When compared to other fish, its “gape and suck” takes the shortest amount of time, at roughly 6/1,000 of a second. In addition, frogfish have been witnessed stalking their victims by slowly making their way toward them along the ocean floor.
Being toothless, the frogfish must rely on its digestive juices to break down its food. It is not uncommon to witness the prey spasm and writhe against the walls of the predator’s stomach as it nears its final moments of life.
Clown frogfish do not have teeth. That is why they cannot chew their food. Clown frogfish are born with no teeth, which makes them swallow the whole prey alive. Swallowing the prey alive might sometime cause their death. However, the lack of teeth makes them gulp the whole prey alive and let the stomach juice do the work.
In the first place, you have to keep a steady supply of large live foods such as goldfish, ghost shrimp, etc., which can be time-consuming and expensive. Then feed the prey first with maximum nutritional value, such as fortified spirulina flakes, to ensure the best quality of the live food. If you want the prey to survive the salty water, you must hope that it does not end up in the mouth of a frogfish.
It is difficult to tell how long clown frogfish live because they get hunted by predators. Or, sometimes, divers can accidentally kill clown frogfish. Clown frogfish can live up to 20 years in some cases. It is rare to see clownfish living for 20 years.
Clown frogfish live deep under the water. Which means they have never been to the land. It is the very simple answer that no fish can live without water. Clow frogfish cannot even live in tap water. You need salt water for clown frogfish to survive.
The reproduction system of clown frogfish is interesting. The male clown frogfish gets killed by the female fish after reproduction.
The male gently prods the female with his mouth during the free-spawning courtship ritual before remaining close to her cloaca. He swims beside and slightly behind her. Just before spawning, the female clown frogfish begins swimming above the ocean’s surface. Before diving, they release their eggs and sperm at the highest point of their swim.
It is not uncommon for the male to pull the eggs from the female with his mouth. The partners leave right away after mating because the smaller male would probably get eaten if they don’t.
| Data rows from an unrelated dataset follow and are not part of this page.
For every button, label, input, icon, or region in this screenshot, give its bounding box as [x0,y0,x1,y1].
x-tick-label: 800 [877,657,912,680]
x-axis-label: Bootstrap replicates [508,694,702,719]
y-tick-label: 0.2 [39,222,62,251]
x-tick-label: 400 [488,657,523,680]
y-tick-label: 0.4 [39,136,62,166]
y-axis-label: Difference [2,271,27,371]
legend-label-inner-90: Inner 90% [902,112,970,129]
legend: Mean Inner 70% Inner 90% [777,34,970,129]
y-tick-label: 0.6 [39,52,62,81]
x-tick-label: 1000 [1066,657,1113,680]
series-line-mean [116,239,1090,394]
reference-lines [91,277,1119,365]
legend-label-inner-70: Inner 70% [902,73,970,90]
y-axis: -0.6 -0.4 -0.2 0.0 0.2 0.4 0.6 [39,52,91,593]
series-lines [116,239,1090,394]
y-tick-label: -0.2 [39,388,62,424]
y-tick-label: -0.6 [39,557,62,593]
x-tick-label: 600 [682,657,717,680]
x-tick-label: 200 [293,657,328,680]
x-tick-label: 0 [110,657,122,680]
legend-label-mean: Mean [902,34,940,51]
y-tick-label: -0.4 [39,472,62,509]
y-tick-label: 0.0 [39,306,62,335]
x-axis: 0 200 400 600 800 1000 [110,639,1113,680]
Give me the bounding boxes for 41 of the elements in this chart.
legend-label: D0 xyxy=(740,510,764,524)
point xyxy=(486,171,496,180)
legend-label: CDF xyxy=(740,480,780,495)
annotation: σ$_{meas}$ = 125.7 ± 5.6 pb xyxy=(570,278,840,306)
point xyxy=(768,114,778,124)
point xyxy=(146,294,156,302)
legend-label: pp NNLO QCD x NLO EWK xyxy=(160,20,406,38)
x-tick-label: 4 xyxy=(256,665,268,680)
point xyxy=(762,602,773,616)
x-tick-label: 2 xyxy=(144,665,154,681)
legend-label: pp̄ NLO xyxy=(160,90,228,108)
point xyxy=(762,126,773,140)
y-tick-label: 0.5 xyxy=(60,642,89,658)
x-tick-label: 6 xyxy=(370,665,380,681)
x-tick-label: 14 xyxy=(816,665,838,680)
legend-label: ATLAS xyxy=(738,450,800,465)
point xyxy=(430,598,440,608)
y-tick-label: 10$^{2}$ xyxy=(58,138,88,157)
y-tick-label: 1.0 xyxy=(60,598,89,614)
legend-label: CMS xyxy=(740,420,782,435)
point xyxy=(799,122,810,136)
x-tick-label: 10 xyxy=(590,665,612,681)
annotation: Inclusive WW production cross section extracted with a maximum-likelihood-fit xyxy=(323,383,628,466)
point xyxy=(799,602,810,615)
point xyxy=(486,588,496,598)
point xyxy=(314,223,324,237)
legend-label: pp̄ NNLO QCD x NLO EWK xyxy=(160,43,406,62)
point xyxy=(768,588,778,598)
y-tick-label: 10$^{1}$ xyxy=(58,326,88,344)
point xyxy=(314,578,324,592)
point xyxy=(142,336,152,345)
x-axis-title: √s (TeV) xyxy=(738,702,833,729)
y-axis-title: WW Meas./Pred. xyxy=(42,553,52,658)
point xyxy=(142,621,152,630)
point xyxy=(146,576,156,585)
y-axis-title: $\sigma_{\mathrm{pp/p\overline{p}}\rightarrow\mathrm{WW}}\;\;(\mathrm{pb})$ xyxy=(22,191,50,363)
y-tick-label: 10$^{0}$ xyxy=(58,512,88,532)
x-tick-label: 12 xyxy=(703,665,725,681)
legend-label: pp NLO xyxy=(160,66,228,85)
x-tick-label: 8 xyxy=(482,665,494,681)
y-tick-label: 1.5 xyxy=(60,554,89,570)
Clownfish lay eggs, and the eggs, which are 0.5–1 mm (0.020–0.039 in) in diameter, cohere into a long ribbon or gelatinous mass that can grow up to a meter (3.3 ft) long and 16 cm (6.5 in) wide in sargassum fish. These egg masses may contain as many as 180,000 eggs.
Few species lay their eggs on solid objects like plants or rocks; these include the genera Rhycherus, Phyllophryne, and Lophiocharon. The male of almost all species is responsible for protecting the eggs, but only some species actually do this. Many species carry their eggs in their pectoral fins, such as the three-spot frogfish, whose eggs are attached to the male, and members of the genus Histiophryne.
It is not common to eat clown frogfish, and they will surely not taste good if you try to eat them. Also, people are not allowed to eat clown frogfish. The dish won’t be appetizing because the clown frogfish’s face is creepy.
Not every type of frogfish is poisonous. The hairy clown frogfish can be poisonous to eat, but there are other species available that are not poisonous. You should still avoid eating clown frogfish because no research has established that they are not poisonous.
You are lucky if you ever encounter a crown frogfish because divers rarely see them. However, their diminutive stature and peculiar facial features can be intriguing and fascinating.
Clown frogfish are called “spawn of Satan” because of their camouflage feature. If you are one of those lucky people who got to see the clown frogfish, don’t harm them. Our environment could be harmed if they are damaged because they are an asset to our ocean.